DeepFake Detection

This repository is an attempt to develop a DeepLearning model which can discriminate between fake and original videos. It is based on the Deepfake Detection Challenge organized by Kaggle.

Setup:

Before jumping into training a model, you need to make sure that your environment is ready. Please make sure that the following dependencies are installed.

TensorFlow, MxNet, OpenCV
Pandas (For CSV file processing)
tqdm (Progress bar, check out pip tqdm package)

Dataset:

On Kaggle you will see that the entire dataset is compressed into one single zip file called all.zip which is 471 GB in size and the same zip file is split into 50 chunks of separate zip files, each 10 GB in size. Please download those chunks instead of downloading the single entire blob and extract those chunks into a directory called data in the root of the repository. After extraction your data directory should look something like this, ./data/dfdc_train_part_0, ./data/dfdc_train_part_1, ./data/dfdc_train_part_2.

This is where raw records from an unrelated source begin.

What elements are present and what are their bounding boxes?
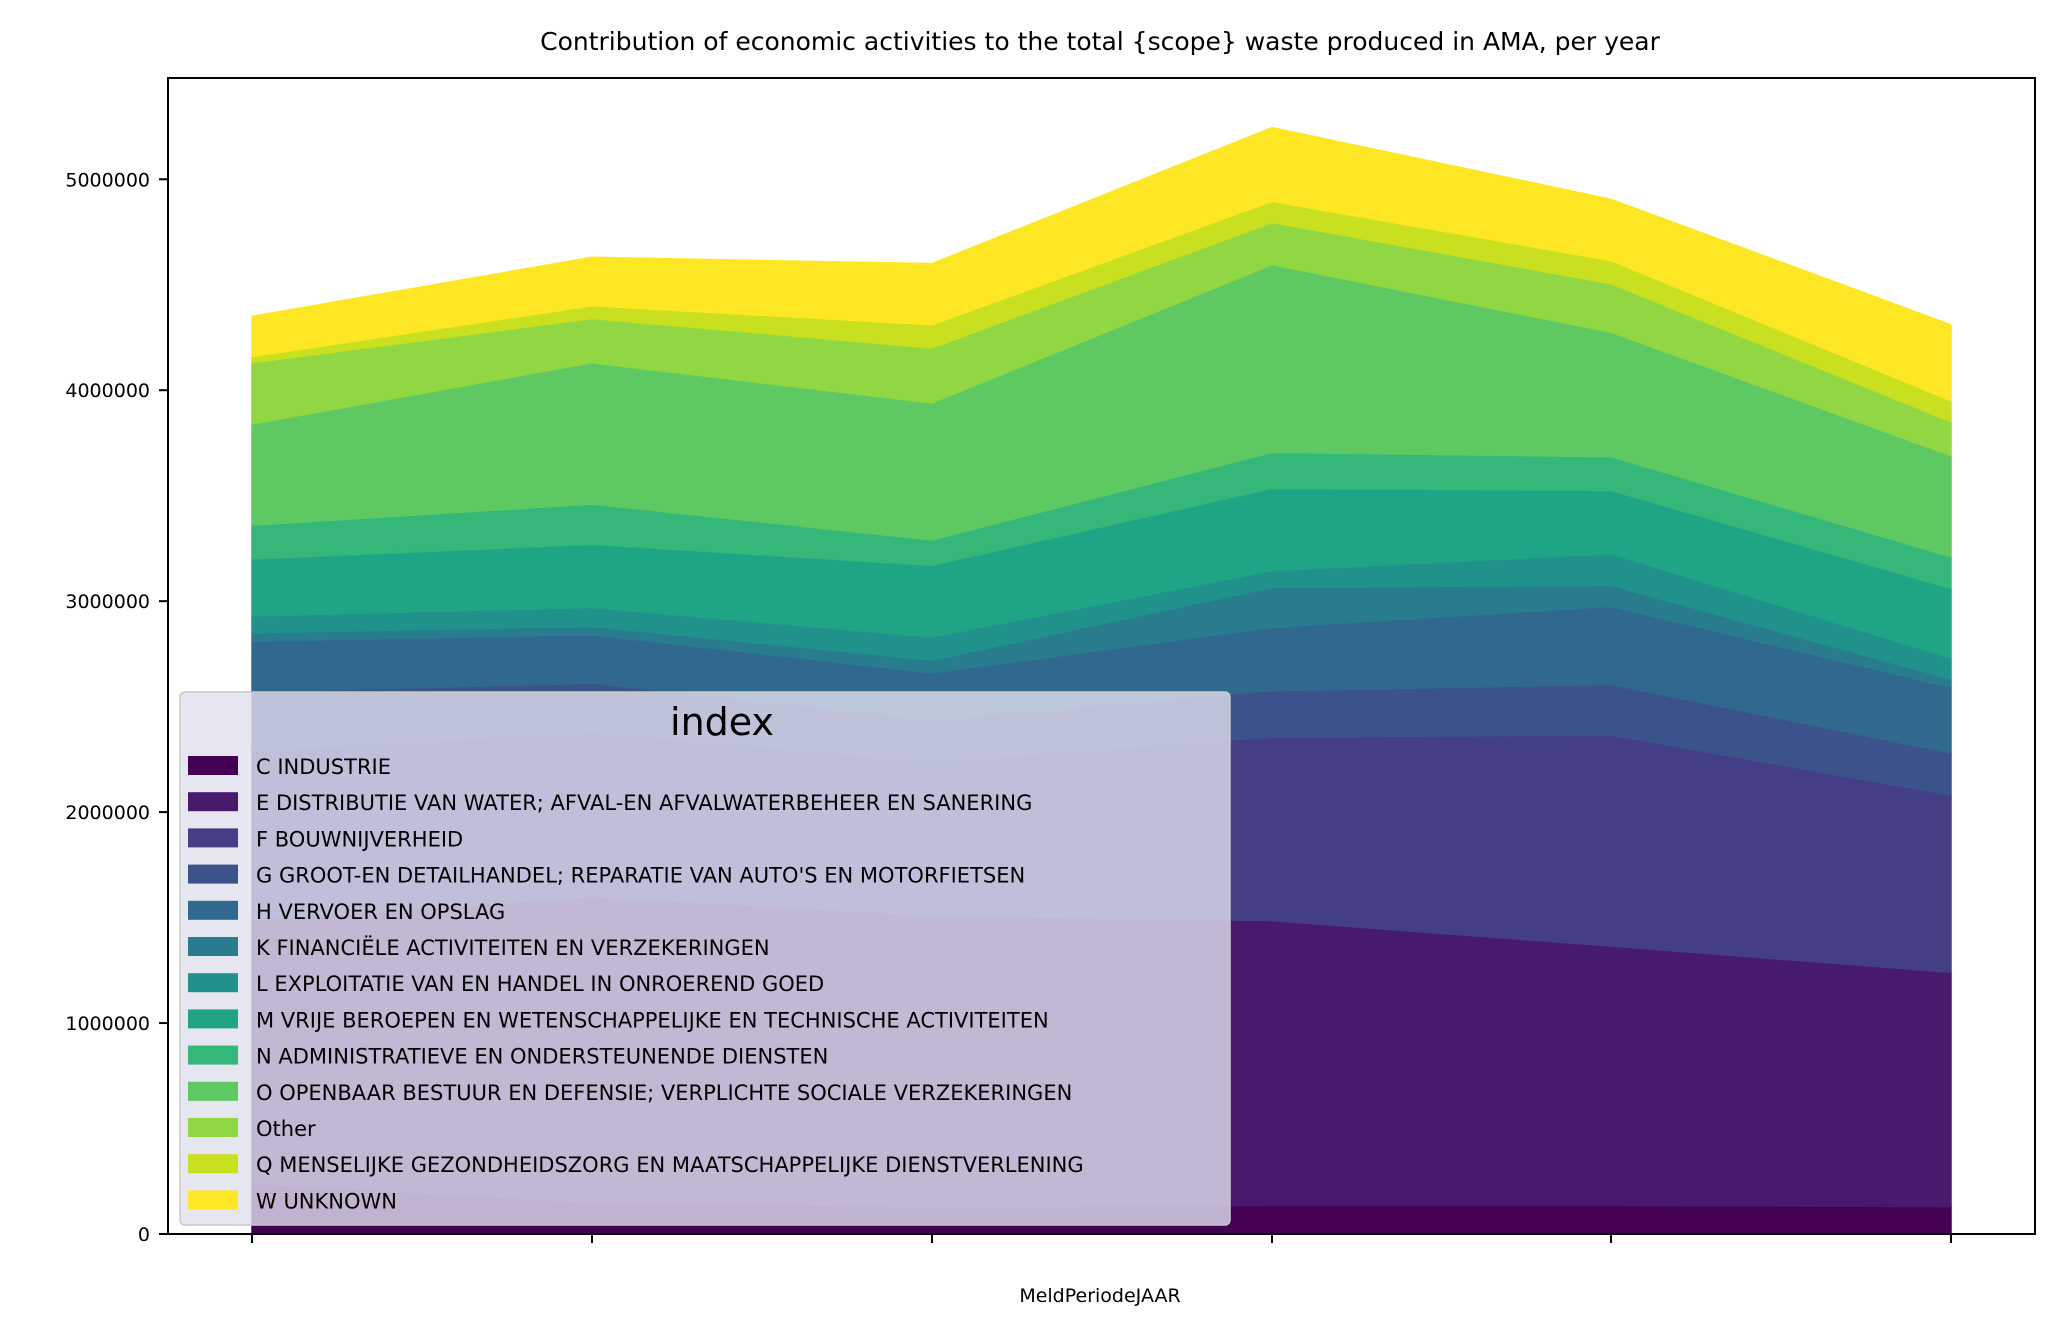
y-tick-label: 1000000 — [65, 1013, 150, 1035]
legend-swatch — [188, 1190, 238, 1210]
legend-box — [179, 691, 1231, 1226]
legend-label: G GROOT-EN DETAILHANDEL; REPARATIE VAN A… — [256, 864, 1025, 888]
legend-label: N ADMINISTRATIEVE EN ONDERSTEUNENDE DIEN… — [256, 1045, 828, 1069]
legend-label: Q MENSELIJKE GEZONDHEIDSZORG EN MAATSCHA… — [256, 1153, 1084, 1177]
legend-swatch — [188, 1118, 238, 1137]
legend-label: F BOUWNIJVERHEID — [256, 827, 463, 851]
legend-swatch — [188, 1154, 238, 1174]
legend-swatch — [188, 937, 238, 956]
legend-label: C INDUSTRIE — [256, 755, 391, 779]
legend-title: index — [670, 700, 774, 744]
legend-swatch — [188, 900, 238, 920]
legend-label: K FINANCIËLE ACTIVITEITEN EN VERZEKERING… — [256, 935, 770, 960]
legend-swatch — [188, 792, 238, 812]
chart-title: Contribution of economic activities to t… — [540, 27, 1660, 56]
area-series-12 — [251, 126, 1952, 402]
y-axis: 0 1000000 2000000 3000000 4000000 5000000 — [65, 169, 168, 1246]
y-tick-label: 4000000 — [65, 380, 150, 402]
legend-label: H VERVOER EN OPSLAG — [256, 900, 505, 924]
legend-swatch — [188, 1009, 238, 1029]
y-tick-label: 3000000 — [65, 591, 150, 613]
legend-label: Other — [256, 1117, 316, 1141]
legend-label: E DISTRIBUTIE VAN WATER; AFVAL-EN AFVALW… — [256, 791, 1032, 815]
y-tick-label: 2000000 — [65, 802, 150, 824]
plot-frame — [167, 77, 2036, 1235]
y-tick-label: 0 — [138, 1224, 150, 1246]
legend-label: O OPENBAAR BESTUUR EN DEFENSIE; VERPLICH… — [256, 1081, 1072, 1105]
legend: index C INDUSTRIE E DISTRIBUTIE VAN WATER… — [179, 691, 1231, 1226]
x-axis — [251, 1234, 1952, 1243]
legend-label: W UNKNOWN — [256, 1189, 397, 1213]
legend-swatch — [188, 756, 238, 775]
legend-swatch — [188, 973, 238, 993]
x-axis-label: MeldPeriodeJAAR — [1019, 1285, 1180, 1307]
legend-items: C INDUSTRIE E DISTRIBUTIE VAN WATER; AFVA… — [188, 755, 1084, 1213]
legend-swatch — [188, 1081, 238, 1101]
legend-swatch — [188, 864, 238, 884]
legend-swatch — [188, 1045, 238, 1065]
legend-label: L EXPLOITATIE VAN EN HANDEL IN ONROEREND… — [256, 972, 824, 996]
y-tick-label: 5000000 — [65, 169, 150, 191]
legend-swatch — [188, 828, 238, 848]
legend-label: M VRIJE BEROEPEN EN WETENSCHAPPELIJKE EN… — [256, 1008, 1049, 1032]
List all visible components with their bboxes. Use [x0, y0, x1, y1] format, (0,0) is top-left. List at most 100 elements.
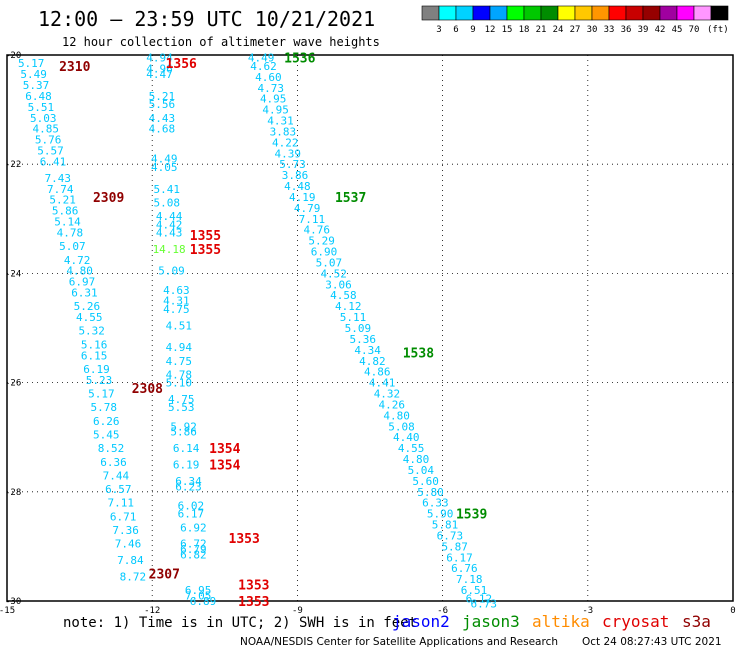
wave-height-value: 4.76 — [304, 224, 331, 237]
wave-height-value: 4.62 — [250, 60, 277, 73]
wave-height-value: 6.02 — [178, 499, 205, 512]
legend-tick-label: 18 — [519, 25, 530, 35]
wave-height-value: 6.82 — [180, 549, 207, 562]
y-tick-label: -22 — [5, 160, 21, 170]
wave-height-value: 6.15 — [81, 349, 108, 362]
wave-height-value: 6.76 — [451, 562, 478, 575]
wave-height-value: 4.85 — [32, 123, 59, 136]
legend-swatch — [506, 5, 525, 21]
footer-credit: NOAA/NESDIS Center for Satellite Applica… — [240, 636, 558, 648]
pass-number-label: 1353 — [229, 532, 260, 547]
wave-height-value: 4.75 — [166, 355, 193, 368]
wave-height-value: 5.03 — [30, 112, 57, 125]
wave-height-value: 5.21 — [149, 90, 176, 103]
wave-height-value: 5.07 — [59, 240, 86, 253]
wave-height-value: 5.08 — [153, 196, 180, 209]
wave-height-value: 8.72 — [120, 570, 147, 583]
pass-number-label: 1539 — [456, 508, 487, 523]
legend-swatch — [693, 5, 712, 21]
wave-height-value: 5.45 — [93, 428, 120, 441]
plot-area: -15 -12 -9 -6 -3 0-20-22-24-26-28-30 5.175.49… — [0, 51, 736, 616]
wave-height-value: 4.41 — [369, 377, 396, 390]
wave-height-value: 4.47 — [146, 68, 173, 81]
legend-swatch — [472, 5, 491, 21]
wave-height-value: 5.37 — [23, 79, 50, 92]
wave-height-value: 4.43 — [149, 112, 176, 125]
legend-unit: (ft) — [707, 25, 729, 35]
pass-number-label: 2309 — [93, 191, 124, 206]
legend-swatch — [676, 5, 695, 21]
legend-tick-label: 6 — [453, 25, 458, 35]
wave-height-value: 6.72 — [180, 538, 207, 551]
legend-tick-label: 9 — [470, 25, 475, 35]
wave-height-value: 5.32 — [78, 325, 105, 338]
wave-height-value: 4.55 — [398, 442, 425, 455]
wave-height-value: 6.90 — [311, 246, 338, 259]
legend-tick-label: 70 — [689, 25, 700, 35]
wave-height-value: 5.09 — [158, 265, 185, 278]
wave-height-value: 3.06 — [325, 278, 352, 291]
pass-number-label: 1353 — [238, 579, 269, 594]
wave-height-value: 4.63 — [163, 284, 190, 297]
y-tick-label: -24 — [5, 269, 21, 279]
wave-height-value: 4.96 — [146, 63, 173, 76]
wave-height-value: 6.17 — [178, 508, 205, 521]
wave-height-value: 5.09 — [345, 322, 372, 335]
y-tick-label: -30 — [5, 597, 21, 607]
wave-height-value: 7.74 — [47, 183, 74, 196]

Once you extract the dataset in the appropriate directory, we are ready to preprocess the dataset.

Preprocessing

We’ll be training our models using both TensorFlow and MxNet. Also, we’ll be exploiting MxNet’s ImageRecordIter API to store and preprocess the dataset. At times while training a model, your disk I/O becomes a bottleneck which impacts the time it takes to train a model. To avoid such bottlenecks, we’ll use ImageRecordIter in both TensorFlow and MxNet based training.

python mxnet_preprocess.py

This script will take care of preprocessing the dataset. It creates raw JPEG images from the videos and also, creates the .rec, .idx, .lst files which are used by ImageRecordIter.

Training:

In order to train the dataset, simply run the following script

python run.py -f mx -m training

Command Line Arguments

Please provided the following arguments to the run.py script.

-f : Specifies the framework to be used. mx for MxNet, tf for TensorFlow.
-m : Specifies the operation mode. training to train a model and inference to run inference.

TODO

[X] Finish the TensorFlow based training pipeline
Finish inference pipeline for MxNet
Finish inference pipeline for TensorFlow
Train TensorFlow model using quantization so that it can be deployed on Android and iOS devices.